What I like about the pond version, though, is it sounds like it wasn't any accident, which of course is loaded with drama.

Other than that, a good sympathetic heroine in a tough spot is a great way to begin a novel.

Rissa Snepp said...
This comment has been removed by the author.
Rissa Snepp said...

Marcy, my dear, I enjoyed reading your first page. I'm intrigued with the main character, I'm hooked into her emotions, and I would definitely read on.

However, I wish you would add more scenery here and be more specific as to where Arlen is. Since you mentioned the hall and folks coming to buy her parent's items, I'm guessing it is her home, no? I think you should clarify that.

Also, I don't have any idea of what your premise is here or what this is leading to. Usually on the first page I can uncover a brief version of an eventual premise, but I didn't receive that here. Although I liked your opening, I think it would have a more significant effect if it had purpose that pertained to the theme. I hope you understand what I mean. ;-)

I'd read more, good luck!

sheila said...

Hi Everyone!

Being a writer myself, I know how brave we must be with putting our writing "out there" to be gone through with a fine tooth comb. Ouch! So, I will start out with something positive. I love the concept of the story! After reading, I feel Arlen's dilemma and want to know what she will do after she loses her possessions and is destitute!

I agree with most....the first paragraph needs more description. Maybe add some depth into the surroundings to give the reader more to grasp. You have used both "lane" and "hall", which is confusing....is it inside or outside?

I like the hint of irony_"...a fine day for a sale..." I'd maybe even make it more sarcastic, showing how one might be pretty bitter about losing all his belongings. For example-"It was a fine day for a sale, if one didn't mind everything you hold dear getting fondled, scrutinized, and sold to complete strangers for a fraction of what it was worth."

Good Job, Marcy! Thanks for sharing and keep on plugging away!

Melissa said...

Marcy,
I very much enjoyed this first page. The story, so far, offers enough intrigue for me to want to read on.
Writing a novel is an unending journey of corrections and tweaks. Reading and re-reading is the best thing you can do to catch those little mistakes.
Good luck!

KayC said...

I found the descriptions of the accident and no money left to be a bit of an information dump in a telling sort of way for a first page. I would have rather have this information threaded through and shown via her thoughts or actions as the sale progressed. I know it's acceptable to "tell" when necessary, but I'm not sure that the first page is the right place...

I too would cut 'a good day for traveling" from the first sentence as it threw me out what is an important first moment in a new story. I was also a little confused as to whose perspective we are in as you mention "as evidenced by the crowd in the lane" and then skip to the girl sitting in the hall. I'd try to keep with the girl and only describe what she can see. If there's a big crowd, describe the hall and how the crowd are picking up and sifting through the goods on display.
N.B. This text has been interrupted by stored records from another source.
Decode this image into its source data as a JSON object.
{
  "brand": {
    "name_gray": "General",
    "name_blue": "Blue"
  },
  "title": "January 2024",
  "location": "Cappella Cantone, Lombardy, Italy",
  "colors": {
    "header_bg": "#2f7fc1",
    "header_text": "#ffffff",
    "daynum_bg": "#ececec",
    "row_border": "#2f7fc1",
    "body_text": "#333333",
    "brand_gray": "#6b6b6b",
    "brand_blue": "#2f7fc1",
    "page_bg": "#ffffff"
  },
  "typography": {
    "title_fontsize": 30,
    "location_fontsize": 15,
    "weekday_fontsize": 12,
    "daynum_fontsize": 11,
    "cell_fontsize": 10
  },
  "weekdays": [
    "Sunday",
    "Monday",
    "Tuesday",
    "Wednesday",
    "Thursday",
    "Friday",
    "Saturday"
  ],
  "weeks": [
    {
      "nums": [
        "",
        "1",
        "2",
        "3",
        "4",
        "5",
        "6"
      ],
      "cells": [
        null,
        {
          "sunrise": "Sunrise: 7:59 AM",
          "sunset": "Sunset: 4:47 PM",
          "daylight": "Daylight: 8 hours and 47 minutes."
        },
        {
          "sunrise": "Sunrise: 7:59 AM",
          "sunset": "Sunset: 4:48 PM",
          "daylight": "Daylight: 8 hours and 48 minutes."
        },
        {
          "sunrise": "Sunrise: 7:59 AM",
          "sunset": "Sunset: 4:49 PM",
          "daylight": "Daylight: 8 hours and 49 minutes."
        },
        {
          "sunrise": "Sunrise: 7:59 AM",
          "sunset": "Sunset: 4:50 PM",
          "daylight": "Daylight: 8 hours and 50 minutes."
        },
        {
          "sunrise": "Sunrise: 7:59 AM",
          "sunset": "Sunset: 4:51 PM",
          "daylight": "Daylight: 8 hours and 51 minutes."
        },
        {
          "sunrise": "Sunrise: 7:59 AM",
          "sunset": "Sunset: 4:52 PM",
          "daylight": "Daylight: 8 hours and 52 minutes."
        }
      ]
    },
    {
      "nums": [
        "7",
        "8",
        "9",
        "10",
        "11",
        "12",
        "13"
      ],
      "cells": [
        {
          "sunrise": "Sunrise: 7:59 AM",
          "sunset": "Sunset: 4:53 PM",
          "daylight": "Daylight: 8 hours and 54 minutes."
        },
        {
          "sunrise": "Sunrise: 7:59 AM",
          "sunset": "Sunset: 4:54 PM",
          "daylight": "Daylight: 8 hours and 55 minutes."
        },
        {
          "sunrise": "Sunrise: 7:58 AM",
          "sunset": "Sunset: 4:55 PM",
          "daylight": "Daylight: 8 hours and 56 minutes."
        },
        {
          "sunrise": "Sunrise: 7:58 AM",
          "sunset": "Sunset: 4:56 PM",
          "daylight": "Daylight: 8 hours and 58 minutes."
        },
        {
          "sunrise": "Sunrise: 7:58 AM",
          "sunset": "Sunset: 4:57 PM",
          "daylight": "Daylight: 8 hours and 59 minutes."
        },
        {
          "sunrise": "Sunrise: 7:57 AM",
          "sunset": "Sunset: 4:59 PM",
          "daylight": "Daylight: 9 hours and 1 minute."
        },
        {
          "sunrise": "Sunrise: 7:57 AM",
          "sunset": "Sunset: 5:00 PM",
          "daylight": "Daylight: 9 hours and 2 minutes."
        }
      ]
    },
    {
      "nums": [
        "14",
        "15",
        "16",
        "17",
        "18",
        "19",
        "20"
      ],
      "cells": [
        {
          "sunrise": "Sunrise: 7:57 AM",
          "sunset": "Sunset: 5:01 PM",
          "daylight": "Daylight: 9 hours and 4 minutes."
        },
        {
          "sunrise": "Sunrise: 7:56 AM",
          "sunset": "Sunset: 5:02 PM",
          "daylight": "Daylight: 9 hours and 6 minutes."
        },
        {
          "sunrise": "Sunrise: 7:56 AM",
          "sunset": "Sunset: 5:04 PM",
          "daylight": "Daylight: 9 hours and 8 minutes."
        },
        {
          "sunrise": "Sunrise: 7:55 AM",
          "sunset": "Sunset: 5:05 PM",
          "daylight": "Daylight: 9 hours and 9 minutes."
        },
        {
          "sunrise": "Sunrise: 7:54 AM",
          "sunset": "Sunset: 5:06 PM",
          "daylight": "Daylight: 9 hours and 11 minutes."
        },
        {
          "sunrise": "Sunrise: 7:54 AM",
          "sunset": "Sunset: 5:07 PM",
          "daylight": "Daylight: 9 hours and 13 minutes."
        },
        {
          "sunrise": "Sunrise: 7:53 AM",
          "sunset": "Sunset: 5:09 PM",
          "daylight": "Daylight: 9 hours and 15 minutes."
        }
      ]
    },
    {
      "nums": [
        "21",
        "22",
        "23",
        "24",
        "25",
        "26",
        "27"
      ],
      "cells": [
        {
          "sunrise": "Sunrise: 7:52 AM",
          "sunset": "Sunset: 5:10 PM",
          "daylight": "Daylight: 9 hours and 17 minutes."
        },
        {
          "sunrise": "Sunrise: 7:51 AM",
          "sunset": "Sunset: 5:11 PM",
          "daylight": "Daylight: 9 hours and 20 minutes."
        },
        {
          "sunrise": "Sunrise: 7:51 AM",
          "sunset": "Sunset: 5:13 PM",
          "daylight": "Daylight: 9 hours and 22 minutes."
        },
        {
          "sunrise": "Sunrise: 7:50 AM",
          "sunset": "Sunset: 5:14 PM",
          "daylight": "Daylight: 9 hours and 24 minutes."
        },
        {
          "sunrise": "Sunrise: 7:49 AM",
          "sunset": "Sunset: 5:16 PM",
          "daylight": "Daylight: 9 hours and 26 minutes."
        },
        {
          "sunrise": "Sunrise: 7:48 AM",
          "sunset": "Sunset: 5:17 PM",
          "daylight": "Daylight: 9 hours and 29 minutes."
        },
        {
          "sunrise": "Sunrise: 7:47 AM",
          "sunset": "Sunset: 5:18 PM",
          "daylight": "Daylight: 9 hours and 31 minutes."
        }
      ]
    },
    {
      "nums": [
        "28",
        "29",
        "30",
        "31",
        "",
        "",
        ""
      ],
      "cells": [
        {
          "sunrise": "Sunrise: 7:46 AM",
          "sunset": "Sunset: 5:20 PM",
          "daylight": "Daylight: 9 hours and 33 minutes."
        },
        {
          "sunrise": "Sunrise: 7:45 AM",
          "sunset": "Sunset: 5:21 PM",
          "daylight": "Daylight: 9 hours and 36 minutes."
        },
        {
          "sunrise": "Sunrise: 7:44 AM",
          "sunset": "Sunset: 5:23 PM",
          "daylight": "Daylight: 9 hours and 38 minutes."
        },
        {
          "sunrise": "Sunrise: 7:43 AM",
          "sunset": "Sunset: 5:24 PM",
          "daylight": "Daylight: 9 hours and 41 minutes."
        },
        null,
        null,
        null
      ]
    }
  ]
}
Loved the second paragraph.

Just my thoughts, take what helps and leave what doesn't.

Victoria Dixon said...

The ironic opening worked for me, but it's too abrupt. We go from viewing the sale on the road to suddenly being INSIDE the house staring at her and her grief. Connect the dots and use her grief to do it. No one who came to the sale stopped to notice Arlen sitting on her trunk, crying. No one who picked up her mother's China to look for chips felt the agony... Blah blah blah. You can do it better and in your own voice, but you see what I'm saying? That way, you can tell us what happened to the parents, help us feel Arlen's grief at the loss and you'll lose a lot of that "info dump" feel because of the grief expressed. This has a lot of potential. I see it's paranormal. It would be nice if some suggestion of what makes it paranormal could be worked in. Not necessarily the person, but just a hint of strange or "wrong." I thought it was straight forward historical until I scrolled back up and saw Adam's heading. Good luck with it!